ABD, bu paranın iadesini bugüne kadar reddetmişti. İşte geçen hafta RTE ve onun Dışişleri Bakanı, ABD'nin bu parayı F-16 savaş uçağı ve bu uçakların modernizasyonu için gerekli ekipmanları vererek karşılamayı kabul ettiğini açıklamıştı. ABD Dışişleri Bakanlığı sözcüsü, bu iddiayı doğrulamamıştı. Hepsi bu.

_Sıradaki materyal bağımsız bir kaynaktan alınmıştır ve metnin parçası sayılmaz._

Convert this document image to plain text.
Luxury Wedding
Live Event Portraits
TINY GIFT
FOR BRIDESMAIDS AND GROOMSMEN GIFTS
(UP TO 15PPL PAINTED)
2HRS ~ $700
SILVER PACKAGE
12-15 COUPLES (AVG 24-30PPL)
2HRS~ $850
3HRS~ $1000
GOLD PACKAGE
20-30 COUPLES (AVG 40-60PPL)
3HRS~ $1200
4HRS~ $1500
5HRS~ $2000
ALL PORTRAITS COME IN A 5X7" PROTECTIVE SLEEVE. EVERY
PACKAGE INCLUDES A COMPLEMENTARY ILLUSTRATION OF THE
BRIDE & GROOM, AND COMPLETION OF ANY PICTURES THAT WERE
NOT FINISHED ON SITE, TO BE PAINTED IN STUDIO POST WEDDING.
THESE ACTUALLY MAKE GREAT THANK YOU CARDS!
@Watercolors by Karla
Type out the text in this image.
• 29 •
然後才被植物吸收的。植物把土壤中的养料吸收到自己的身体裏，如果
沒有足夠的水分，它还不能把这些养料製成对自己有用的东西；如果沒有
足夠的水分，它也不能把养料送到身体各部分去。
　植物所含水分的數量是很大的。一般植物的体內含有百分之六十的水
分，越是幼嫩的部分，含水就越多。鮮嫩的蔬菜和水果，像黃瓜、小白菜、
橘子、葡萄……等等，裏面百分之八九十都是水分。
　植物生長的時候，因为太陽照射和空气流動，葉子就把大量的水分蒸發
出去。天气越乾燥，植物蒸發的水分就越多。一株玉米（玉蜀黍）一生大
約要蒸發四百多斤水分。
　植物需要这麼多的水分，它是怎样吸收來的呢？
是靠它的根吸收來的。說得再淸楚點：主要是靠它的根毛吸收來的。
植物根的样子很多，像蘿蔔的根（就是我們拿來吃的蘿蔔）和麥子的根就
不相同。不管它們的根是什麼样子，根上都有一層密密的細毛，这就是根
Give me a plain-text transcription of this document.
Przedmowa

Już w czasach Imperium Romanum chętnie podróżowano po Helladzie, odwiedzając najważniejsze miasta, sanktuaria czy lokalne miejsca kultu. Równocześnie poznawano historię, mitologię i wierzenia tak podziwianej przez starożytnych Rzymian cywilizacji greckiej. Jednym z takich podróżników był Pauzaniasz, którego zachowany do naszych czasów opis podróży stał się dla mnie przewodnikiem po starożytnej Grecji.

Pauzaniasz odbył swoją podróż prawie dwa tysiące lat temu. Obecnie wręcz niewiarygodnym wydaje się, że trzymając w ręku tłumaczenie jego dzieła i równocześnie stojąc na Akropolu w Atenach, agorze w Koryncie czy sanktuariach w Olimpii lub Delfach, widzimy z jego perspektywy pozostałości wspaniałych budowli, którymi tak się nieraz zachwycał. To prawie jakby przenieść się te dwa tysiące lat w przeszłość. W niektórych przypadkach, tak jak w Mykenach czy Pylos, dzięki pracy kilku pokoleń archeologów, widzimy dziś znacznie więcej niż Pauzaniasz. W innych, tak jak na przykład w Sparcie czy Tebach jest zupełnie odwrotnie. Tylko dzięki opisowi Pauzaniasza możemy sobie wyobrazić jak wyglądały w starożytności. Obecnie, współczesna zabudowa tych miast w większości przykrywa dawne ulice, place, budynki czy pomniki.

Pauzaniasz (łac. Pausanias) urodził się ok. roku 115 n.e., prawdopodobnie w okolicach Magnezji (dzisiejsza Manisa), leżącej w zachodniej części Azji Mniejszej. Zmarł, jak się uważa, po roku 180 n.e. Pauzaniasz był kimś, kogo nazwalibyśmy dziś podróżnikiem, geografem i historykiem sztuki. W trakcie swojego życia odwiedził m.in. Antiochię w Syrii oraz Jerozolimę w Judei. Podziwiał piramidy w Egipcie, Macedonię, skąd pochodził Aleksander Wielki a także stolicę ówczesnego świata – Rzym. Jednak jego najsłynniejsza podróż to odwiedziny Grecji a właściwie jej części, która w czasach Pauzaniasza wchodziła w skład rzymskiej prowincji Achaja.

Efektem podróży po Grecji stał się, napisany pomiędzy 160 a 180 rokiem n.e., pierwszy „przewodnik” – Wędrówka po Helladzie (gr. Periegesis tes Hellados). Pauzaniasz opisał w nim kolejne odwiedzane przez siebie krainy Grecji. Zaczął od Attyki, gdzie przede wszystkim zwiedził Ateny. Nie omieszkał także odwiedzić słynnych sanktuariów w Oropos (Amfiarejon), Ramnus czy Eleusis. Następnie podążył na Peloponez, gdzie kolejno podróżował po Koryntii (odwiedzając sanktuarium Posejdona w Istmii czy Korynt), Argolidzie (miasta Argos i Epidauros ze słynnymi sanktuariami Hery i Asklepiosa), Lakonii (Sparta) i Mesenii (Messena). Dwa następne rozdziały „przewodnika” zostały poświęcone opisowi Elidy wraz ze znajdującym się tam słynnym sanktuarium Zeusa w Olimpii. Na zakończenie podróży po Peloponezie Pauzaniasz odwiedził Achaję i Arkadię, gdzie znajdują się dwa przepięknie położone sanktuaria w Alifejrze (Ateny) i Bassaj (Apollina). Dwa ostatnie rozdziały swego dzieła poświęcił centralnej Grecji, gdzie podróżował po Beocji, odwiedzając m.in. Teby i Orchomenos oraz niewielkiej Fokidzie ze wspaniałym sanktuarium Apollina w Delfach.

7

Bir bardakta koparılan fırtına bile denemeyecek bu önemsiz konu, dinci faşist iktidardan kurtuluş umutlarını bir devrime, bir ayaklanmaya değil de ABD ve diğer emperyalistlerin RTE'yi gözden çıkarmalarına bağlamış olanları heyecanlandırdı. ABD Dışişleri Bakanı sözcüsünün sözlerini manşete çıkardılar. Bu sözlerin önemli kısımlarını da değil üstelik. Önemsiz, muğlak, her tarafa çekiştirilebilecek kısımlarını öne çıkararak, gerçekte olanı değil, içlerinden geleni gerçek olgu gibi ortaya sürdüler.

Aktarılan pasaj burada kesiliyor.